“Mein Gott! I see. You do mean that you are in love with him yourself?”
“Yes, I suppose that is what I mean. At any rate, he is my husband—I have a right to him.”
Again Lady Devene reflected, then said:
“I always did wonder if it would end so. If you can come to care, pity it was not long ago. Why have you put it off so long, Edith? Now I think that perhaps it will be too late. What’s your English proverb?—one day behind the fair.”
“If that is all you have to say, you might have stopped in your room,” answered Edith, between her sobs.
“Himmel! what more can I say than the truth? I did not cook this pudding, Edith. You cook it, and you must eat it. What is the good to cry out that it is nasty now.

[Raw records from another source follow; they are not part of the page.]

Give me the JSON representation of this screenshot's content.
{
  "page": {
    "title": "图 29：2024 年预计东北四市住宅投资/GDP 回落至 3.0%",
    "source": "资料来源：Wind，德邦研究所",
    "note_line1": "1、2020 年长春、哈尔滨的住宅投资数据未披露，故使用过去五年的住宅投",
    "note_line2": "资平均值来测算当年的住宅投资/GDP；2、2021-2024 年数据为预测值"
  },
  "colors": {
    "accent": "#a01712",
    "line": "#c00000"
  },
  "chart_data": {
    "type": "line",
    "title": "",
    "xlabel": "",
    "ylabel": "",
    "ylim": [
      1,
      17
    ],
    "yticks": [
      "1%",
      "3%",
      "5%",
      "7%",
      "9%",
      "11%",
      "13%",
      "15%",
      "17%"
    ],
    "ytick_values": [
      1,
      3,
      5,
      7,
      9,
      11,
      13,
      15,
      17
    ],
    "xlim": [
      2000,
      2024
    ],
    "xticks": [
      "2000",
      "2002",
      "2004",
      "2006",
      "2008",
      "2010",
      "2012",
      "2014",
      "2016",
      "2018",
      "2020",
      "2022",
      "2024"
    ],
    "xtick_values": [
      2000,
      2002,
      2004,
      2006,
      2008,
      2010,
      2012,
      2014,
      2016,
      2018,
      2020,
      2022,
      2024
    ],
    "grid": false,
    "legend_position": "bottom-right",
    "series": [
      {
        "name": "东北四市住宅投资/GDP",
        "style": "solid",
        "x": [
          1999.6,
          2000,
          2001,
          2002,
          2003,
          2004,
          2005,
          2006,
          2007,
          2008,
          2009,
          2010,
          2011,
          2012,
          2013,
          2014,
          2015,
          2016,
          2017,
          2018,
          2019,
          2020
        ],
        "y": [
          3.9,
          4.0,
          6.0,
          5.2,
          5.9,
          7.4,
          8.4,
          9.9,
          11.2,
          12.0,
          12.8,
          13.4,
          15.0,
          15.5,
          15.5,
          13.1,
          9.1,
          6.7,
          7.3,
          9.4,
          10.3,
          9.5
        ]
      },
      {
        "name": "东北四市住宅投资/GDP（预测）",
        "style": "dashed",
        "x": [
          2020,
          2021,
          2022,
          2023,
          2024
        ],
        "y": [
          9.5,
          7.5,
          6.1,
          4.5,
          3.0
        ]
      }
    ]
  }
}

Still I am sorry for you, my poor Edith, who find out that if you throw enough stones into the air, sometimes one fall upon your head.”
“Go away, please,” said Edith; “I don’t want to be pitied, and I don’t want to be lectured. Leave me alone to eat what you call my pudding.”
“Very well,” answered Tabitha quietly, “but you take my advice, you ask God to make it sweeter, which you always forget to do.”
“I have forgotten too long, I am afraid,” said Edith, throwing herself down again on the angarib and turning her face to the wall.
There were other sore hearts in Tama that night. For instance, Rupert could not fail to see, if not all, at any rate a great deal of what was passing in his wife’s mind. He understood that she was earnestly sorry for what she had done and heartily wished it undone. He was sure, also, from his knowledge of their previous close relations, from the by no means obscure hints that she gave him, and from what he observed of them when they were together, that throughout she had acted under the influence of Dick, who had made love to her both before their marriage and after his own supposed death, which influence no longer had weight with her, although she still greatly feared the man. Indeed, upon this matter he had other sources of information—Tabitha, who told him a great deal, and Dick himself who had tried to blacken Edith in his eyes by letting little facts escape him—accidentally. Thus it came out that he had been lunching with Edith alone on that New Year’s Eve when Rupert returned to England, and by inference that they were then on exceedingly intimate terms.